The payments are made by the Electricity System Operator (ESO) to wind farm developers during periods when the energy generated exceeds the grid's capacity to transfer it to where it’s needed, mainly in England. However, it’s ultimately consumers who bear the cost.

REF calculated that between August 17 and 26, 78% of Viking’s generating capacity was discarded.

For example, on Saturday, August 25, SSE estimated the wind farm could generate 6,298MWh throughout the day, but they were paid not to generate 6,297MWh—almost the entire amount.

The Viking project has been highly controversial since its inception, with many arguing it has led to the ‘industrialisation’ of the landscape and the destruction of valuable peatland.

SSE and renewable energy proponents have previously emphasised the wind farm’s role in supporting the energy transition, claiming it provides enough green energy to power around 500,000 homes.

The fact that most of its generating capacity has been wasted so far is unlikely to improve public perception of the project.

John Constable REF director stated: “The generosity of constraint payments has created a perverse incentive to build in areas where there is low demand and weak grid infrastructure. Due to the physically chaotic nature of wind flows, all wind farms are very large and have a highly significant detrimental effect on the often wild land areas on which they are built.

“In return for this impact, the wind farm generates a relatively small quantity of electricity and delivers it at random in relation to market demand.

“This does not seem like a good deal either financially for the consumer, who must pay for the very high total system costs of wind power, or environmentally.”

The ESO and SSE are working to enhance the infrastructure, creating additional capacity to transmit wind power to where it’s needed.

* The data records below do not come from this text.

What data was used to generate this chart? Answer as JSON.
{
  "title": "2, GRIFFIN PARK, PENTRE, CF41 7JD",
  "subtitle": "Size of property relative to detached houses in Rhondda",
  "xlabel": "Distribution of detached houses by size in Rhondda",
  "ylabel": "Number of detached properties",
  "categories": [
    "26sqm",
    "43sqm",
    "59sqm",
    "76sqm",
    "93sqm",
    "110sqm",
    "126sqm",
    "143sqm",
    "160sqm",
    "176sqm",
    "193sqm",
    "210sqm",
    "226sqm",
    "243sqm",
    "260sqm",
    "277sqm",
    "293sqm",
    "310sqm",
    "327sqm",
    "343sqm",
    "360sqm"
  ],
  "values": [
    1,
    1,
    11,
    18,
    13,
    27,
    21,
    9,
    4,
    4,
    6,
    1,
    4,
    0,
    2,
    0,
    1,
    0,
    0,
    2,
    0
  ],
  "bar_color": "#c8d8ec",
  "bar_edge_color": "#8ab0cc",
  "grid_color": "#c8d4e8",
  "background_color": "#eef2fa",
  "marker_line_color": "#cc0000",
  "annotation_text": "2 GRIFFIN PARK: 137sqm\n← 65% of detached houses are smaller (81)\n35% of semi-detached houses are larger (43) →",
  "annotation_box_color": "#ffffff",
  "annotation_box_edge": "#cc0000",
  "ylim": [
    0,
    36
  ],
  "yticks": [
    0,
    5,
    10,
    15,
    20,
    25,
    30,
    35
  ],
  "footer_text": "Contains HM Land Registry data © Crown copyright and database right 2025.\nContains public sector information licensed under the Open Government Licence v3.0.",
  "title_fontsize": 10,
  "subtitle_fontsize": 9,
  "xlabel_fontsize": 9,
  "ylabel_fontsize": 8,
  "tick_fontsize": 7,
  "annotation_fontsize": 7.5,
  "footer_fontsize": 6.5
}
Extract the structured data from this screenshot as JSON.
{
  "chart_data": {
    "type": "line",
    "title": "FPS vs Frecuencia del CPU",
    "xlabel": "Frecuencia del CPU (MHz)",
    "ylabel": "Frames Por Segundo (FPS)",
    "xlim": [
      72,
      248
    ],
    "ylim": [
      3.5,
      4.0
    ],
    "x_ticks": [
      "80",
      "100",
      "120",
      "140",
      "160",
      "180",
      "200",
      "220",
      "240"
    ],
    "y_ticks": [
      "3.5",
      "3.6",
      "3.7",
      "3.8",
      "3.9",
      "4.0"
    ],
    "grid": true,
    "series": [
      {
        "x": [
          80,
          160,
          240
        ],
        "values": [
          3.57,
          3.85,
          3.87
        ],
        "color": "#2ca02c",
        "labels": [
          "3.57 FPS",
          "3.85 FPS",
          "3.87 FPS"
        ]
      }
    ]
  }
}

Projects like the £3.4b Eastern Green Link 2 (EGL2) will involve cables connecting Aberdeenshire to North Yorkshire to transport renewable energy from Scotland to England.

However, Dr. Constable noted that such grid expansion is ‘very expensive and is also paid for by the consumer’.

The ESO stated it is exploring a ‘range of options to reduce network constraints’.

In a statement SSE said: “Which assets are constrained is a decision for the independent electricity system operator, not individual companies.

“Ultimately, the solution to this issue is to invest in more electricity grid infrastructure so that clean energy is transported to the homes and businesses that need it.

“At SSE, we are investing £20bn by 2030 in transmission infrastructure alone to help unlock Scotland’s renewable potential and would support reform of planning and consents to speed up delivery this essential investment.”